Mit der Schließung des Kreißsaals sind faktisch keine Geburten mehr in der Ohligser Klinik möglich. Werdende Mütter, die sich für eine Entbindung angemeldet hatten, sind informiert worden. Und die ersten haben sich schon im St. Josefs in Hilden umgeschaut, hat Spiegelhauer gehört: "Eltern schätzten nach eigenen Angaben die familiäre Atmosphäre in der Geburtshilfe der Lukas-Klinik. Im St.-Josefs-Krankenhaus Hilden ist das auch so."
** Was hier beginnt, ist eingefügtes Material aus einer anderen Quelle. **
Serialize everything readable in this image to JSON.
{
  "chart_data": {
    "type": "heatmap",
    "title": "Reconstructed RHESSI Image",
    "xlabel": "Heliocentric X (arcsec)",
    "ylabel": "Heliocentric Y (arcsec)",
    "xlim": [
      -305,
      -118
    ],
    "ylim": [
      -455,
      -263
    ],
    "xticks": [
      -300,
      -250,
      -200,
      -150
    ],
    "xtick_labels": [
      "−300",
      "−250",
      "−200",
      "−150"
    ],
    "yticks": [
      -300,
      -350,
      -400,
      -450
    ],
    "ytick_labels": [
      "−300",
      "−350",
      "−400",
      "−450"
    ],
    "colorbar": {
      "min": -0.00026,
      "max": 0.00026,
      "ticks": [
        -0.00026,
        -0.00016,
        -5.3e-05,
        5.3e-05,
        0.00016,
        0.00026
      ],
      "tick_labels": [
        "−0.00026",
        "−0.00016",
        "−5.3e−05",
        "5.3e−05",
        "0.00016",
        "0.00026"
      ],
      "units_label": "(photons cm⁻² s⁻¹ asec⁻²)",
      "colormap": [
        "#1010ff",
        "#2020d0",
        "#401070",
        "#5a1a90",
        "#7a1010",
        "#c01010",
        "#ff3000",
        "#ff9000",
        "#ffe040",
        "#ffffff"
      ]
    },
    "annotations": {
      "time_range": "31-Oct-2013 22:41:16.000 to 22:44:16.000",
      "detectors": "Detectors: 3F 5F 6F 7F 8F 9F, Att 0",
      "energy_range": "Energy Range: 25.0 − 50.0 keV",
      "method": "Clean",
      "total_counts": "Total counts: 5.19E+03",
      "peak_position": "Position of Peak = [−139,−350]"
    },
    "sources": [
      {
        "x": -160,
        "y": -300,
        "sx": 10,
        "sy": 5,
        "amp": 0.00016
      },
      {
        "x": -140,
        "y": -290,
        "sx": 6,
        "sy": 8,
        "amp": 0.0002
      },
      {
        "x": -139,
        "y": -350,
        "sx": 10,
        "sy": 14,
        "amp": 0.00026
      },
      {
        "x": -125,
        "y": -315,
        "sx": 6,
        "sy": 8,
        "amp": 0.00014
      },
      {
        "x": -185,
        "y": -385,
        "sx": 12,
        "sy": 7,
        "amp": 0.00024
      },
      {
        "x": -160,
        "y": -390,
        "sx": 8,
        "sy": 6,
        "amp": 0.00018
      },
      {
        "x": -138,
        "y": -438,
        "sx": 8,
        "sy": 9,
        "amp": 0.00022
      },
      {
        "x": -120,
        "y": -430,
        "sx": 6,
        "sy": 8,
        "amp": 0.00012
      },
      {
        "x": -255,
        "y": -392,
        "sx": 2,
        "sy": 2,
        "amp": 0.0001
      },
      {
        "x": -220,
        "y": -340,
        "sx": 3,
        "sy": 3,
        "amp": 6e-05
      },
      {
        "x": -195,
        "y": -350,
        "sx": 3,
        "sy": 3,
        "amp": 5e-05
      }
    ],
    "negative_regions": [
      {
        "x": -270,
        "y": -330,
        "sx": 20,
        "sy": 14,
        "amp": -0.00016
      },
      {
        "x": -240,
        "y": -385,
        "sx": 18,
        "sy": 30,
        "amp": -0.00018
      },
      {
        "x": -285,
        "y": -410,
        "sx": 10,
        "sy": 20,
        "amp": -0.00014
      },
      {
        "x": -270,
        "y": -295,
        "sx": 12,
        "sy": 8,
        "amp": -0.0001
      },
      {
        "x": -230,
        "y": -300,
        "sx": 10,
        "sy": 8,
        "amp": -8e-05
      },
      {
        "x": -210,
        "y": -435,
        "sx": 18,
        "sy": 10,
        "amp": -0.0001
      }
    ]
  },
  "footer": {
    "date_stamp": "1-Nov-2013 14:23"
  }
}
Das bestätigt auch Stephanie Jacobs, die am 22. Dezember in Hilden ihren Sohn Niklas als 500. Baby im vergangenen Jahr zur Welt brachte: "Wir wurden hier super betreut und fühlen uns rundum wohl. Das komplette Team strahlt Umsicht und Ruhe aus. Das hat uns Sicherheit gegeben." "Wir unterstützen die natürlichen Geburtsvorgänge so gut wie möglich, stellen aber auch sämtliche Möglichkeiten der modernen Geburtsmedizin zur Verfügung", erklärt Krystian Kuboth, Chefarzt der Abteilung Gynäkologie und Geburtshilfe. Bei schwierigen Fällen steht ein Kinderarzt des städtischen Klinikums Solingen zur Verfügung, mit dem das St. Josefs zusammenarbeitet.

In drei Kliniken der Kplus-Gruppe gibt es eine Geburtshilfe: St. Lukas Solingen, St. Josefs Hilden und St. Remigius Leverkusen-Opladen. Die Schließung der Abteilung in Ohligs scheint ausgemachte Sache zu sein, auch wenn das noch niemand bestätigen will. Von Solingen aus gesehen liegt für werdende Eltern die Geburtshilfe im Hildener Krankenhaus am nächsten.